24.7 Memory Management

Avoid Memory Leaks:

// Bad: Memory leak
void loop() {
  char* buffer = new char[1024];
  processData(buffer);
  // Missing: delete[] buffer;
}

// Good: Proper cleanup
void loop() {
  char* buffer = new char[1024];
  processData(buffer);
  delete[] buffer;
}

// Better: Stack allocation
void loop() {
  char buffer[1024];
  processData(buffer);
  // Automatically freed
}

Monitor Memory Usage:

void printMemoryUsage() {
  Serial.print("Free heap: ");
  Serial.println(ESP.getFreeHeap());
  Serial.print("Heap fragmentation: ");
  Serial.println(ESP.getHeapFragmentation());
}
Try It: Memory Leak Simulator

Watch how an ESP32’s heap memory degrades over time with and without proper memory management. Adjust the allocation size and loop interval to see how quickly memory runs out.

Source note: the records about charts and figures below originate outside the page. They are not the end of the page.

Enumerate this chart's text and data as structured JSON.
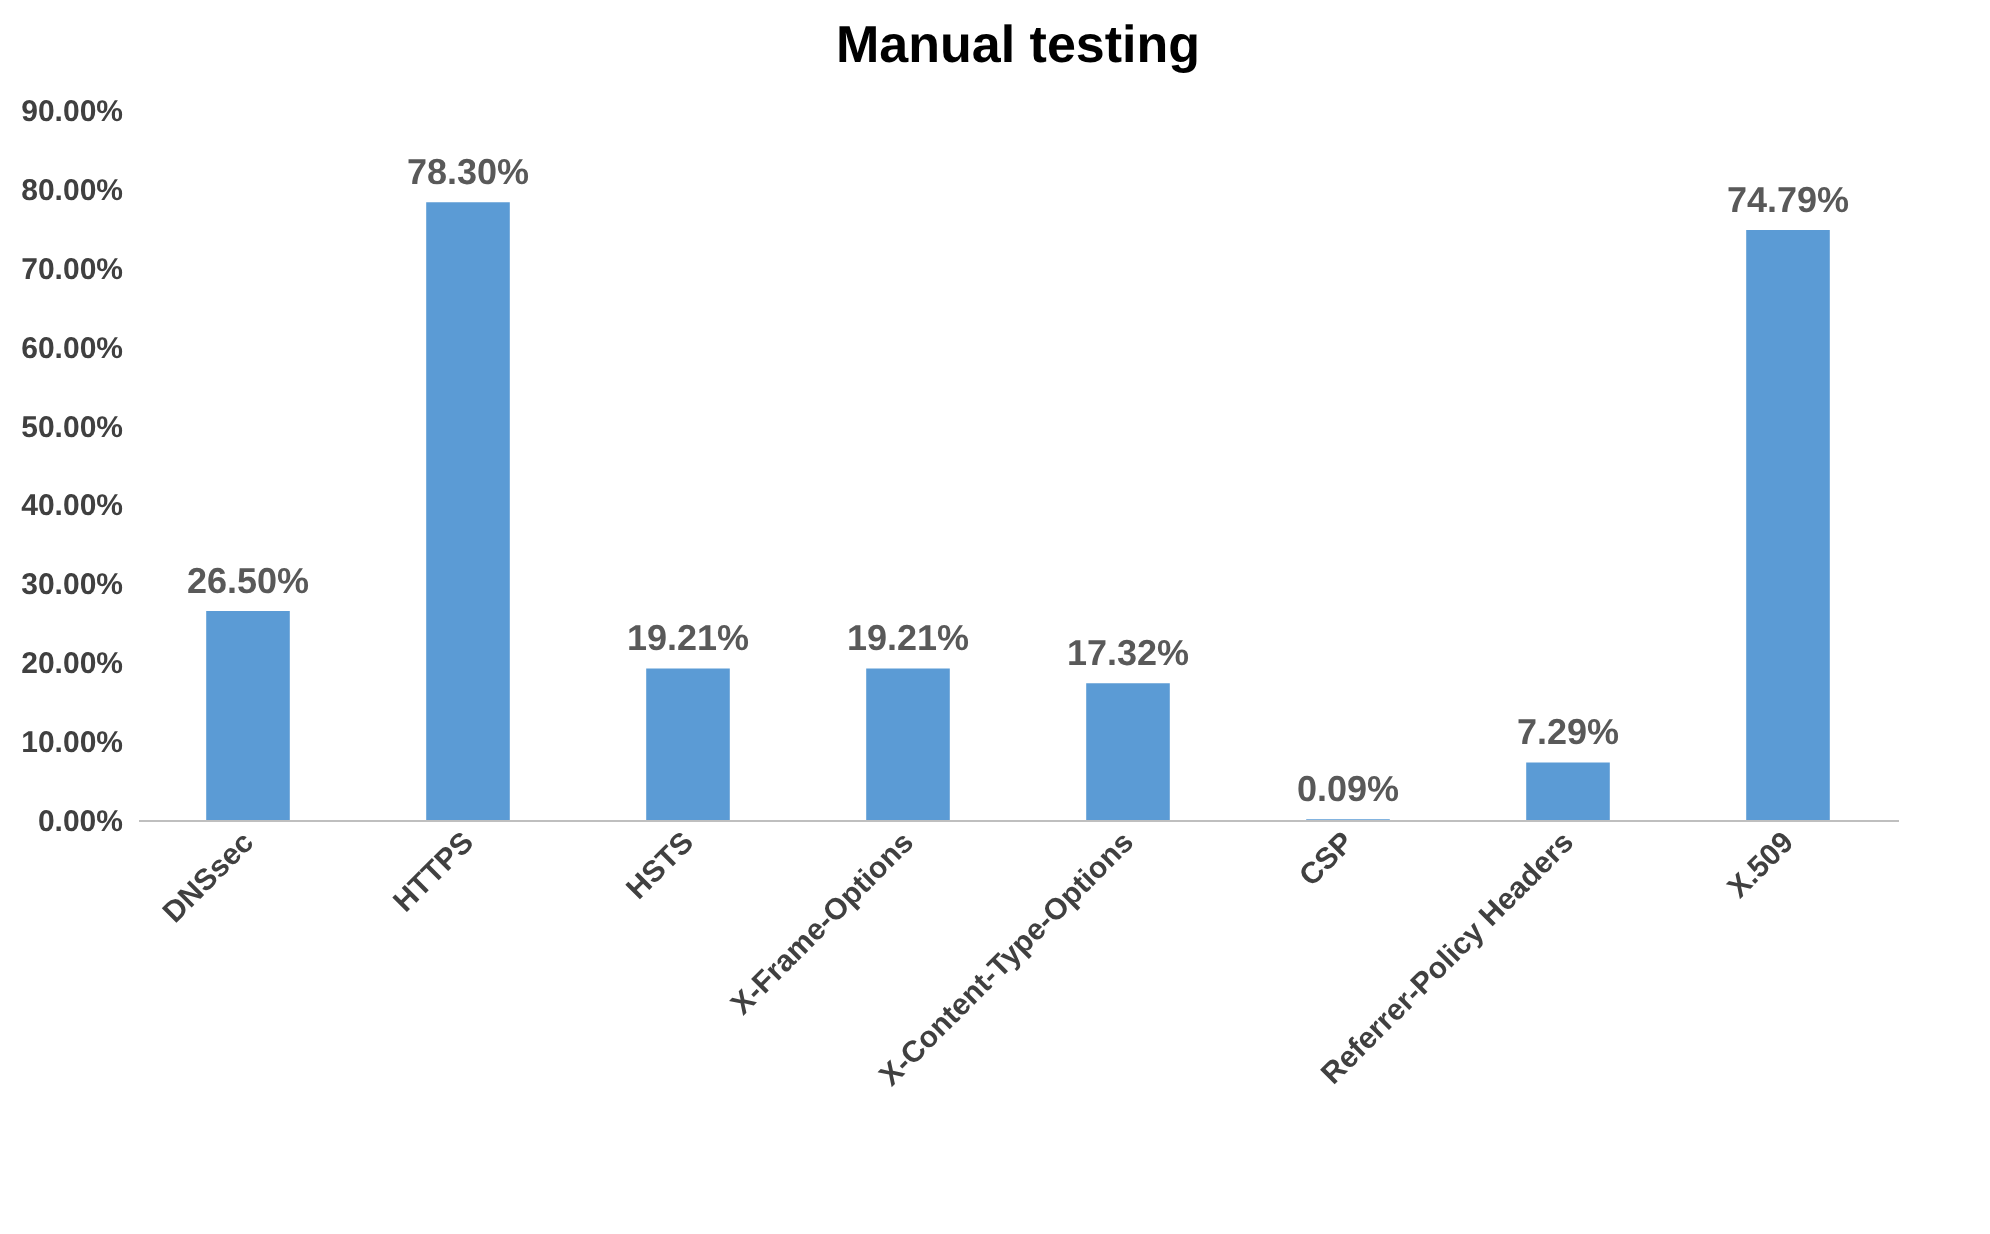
{
  "chart_data": {
    "type": "bar",
    "title": "Manual testing",
    "categories": [
      "DNSsec",
      "HTTPS",
      "HSTS",
      "X-Frame-Options",
      "X-Content-Type-Options",
      "CSP",
      "Referrer-Policy Headers",
      "X.509"
    ],
    "values": [
      26.5,
      78.3,
      19.21,
      19.21,
      17.32,
      0.09,
      7.29,
      74.79
    ],
    "value_labels": [
      "26.50%",
      "78.30%",
      "19.21%",
      "19.21%",
      "17.32%",
      "0.09%",
      "7.29%",
      "74.79%"
    ],
    "color": "#5b9bd5",
    "ylim": [
      0,
      90
    ],
    "yticks": [
      {
        "value": 0,
        "label": "0.00%"
      },
      {
        "value": 10,
        "label": "10.00%"
      },
      {
        "value": 20,
        "label": "20.00%"
      },
      {
        "value": 30,
        "label": "30.00%"
      },
      {
        "value": 40,
        "label": "40.00%"
      },
      {
        "value": 50,
        "label": "50.00%"
      },
      {
        "value": 60,
        "label": "60.00%"
      },
      {
        "value": 70,
        "label": "70.00%"
      },
      {
        "value": 80,
        "label": "80.00%"
      },
      {
        "value": 90,
        "label": "90.00%"
      }
    ]
  }
}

24.8 Common Pitfalls and Solutions

24.8.1 Pitfall 1: Blocking Code

Problem:

// BAD: This blocks for 5 seconds!
void loop() {
  delay(5000);  // Device can't respond to anything
  readSensor();
}

Solution:

// GOOD: Non-blocking delay
unsigned long lastRead = 0;
void loop() {
  if (millis() - lastRead >= 5000) {
    readSensor();
    lastRead = millis();
  }
  // Can do other things while "waiting"
}
Try It: Blocking vs Non-Blocking Timeline

Visualize how blocking delay() freezes the entire device versus how millis()-based timing lets the microcontroller handle multiple tasks concurrently. Adjust the number of tasks and timing to see the impact.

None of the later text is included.